On 2 September 1988, it was listed as a Grade II historic building. In 2014 funding from the Heritage Lottery Fund enabled the town to undertake restoration of the historic structure; a water supply was connected to the drinking fountain, a new weather vane was installed, and the clock was refurbished by Surrey-based specialist clock makers Gillett & Johnston (the clock hands are not to the original design).
The newly restored structure was erected on 26th August 2015 with bespoke lanterns installed in 2016 to illuminate the clock face. (The original four gas lamps were replaced during the advent of electricity.)
The structure manufactured by McDowall Steven & Co. Ltd. is approximately 7m high and was seated on a two tiered octagonal plinth originally with two dog troughs at ground level. Two large demi-lune basins protrude from the pedestal beneath which the maker’s nameplate is visible, McDowall Steven & Co. / Limited / London & Glasgow.
Four dolphins (dolphins are a symbolic protector of all things related to water) at each corner of the stanchion create sections decorated with a shell pattern, floral relief and a crest engraved V.R. 1897 which is a reference to the Diamond Jubilee of Queen Victoria. Two drinking cups were once suspended on chains.

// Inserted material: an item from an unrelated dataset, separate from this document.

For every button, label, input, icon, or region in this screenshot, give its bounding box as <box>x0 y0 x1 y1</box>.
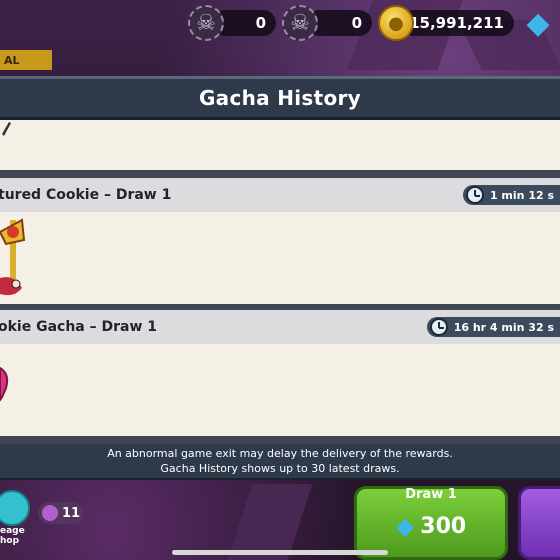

The capital supports a fluted lamp column with attic base. The column is decorated with swags, a shield bearing a cross and stylized flowers flanked by leaves. Four consoles offered a gas light source from a glass paned lantern the top of which was decorated with palmette relief and a terminal resembling castle turrets.
Four beaded consoles divided by a flower sit just beneath the four clock faces. Each clock panel is bound by fan spandrels. A gable roof is adorned by a spike at each peak and bas-relief of a crown in the pediment.
A closed urn with four knob pendants supports a weather vane with directional compass points and a directional arrow with butterfly wings.
- Attic base, a column base with two rings
- Bas-relief, sculpted material that has been raised from the background to create a slight projection from the surface
- Capital, the top of a column that supports the load bearing down on it
- Console, a decorative bracket support element
- Demi-lune, half moon or crescent shape
- Fluted, a long rounded groove
- Gable, triangular portion of a wall between edges of a dual pitched roof
- Palmette, a decorative motif resembling the fan shaped leaves of a palm tree
- Pedestal, an architectural support for a column or statue
- Pediment, an element in architecture consisting of a gable placed above a horizontal structure supported by columns
- Plinth, flat base usually projecting, upon which a pedestal, wall or column rests.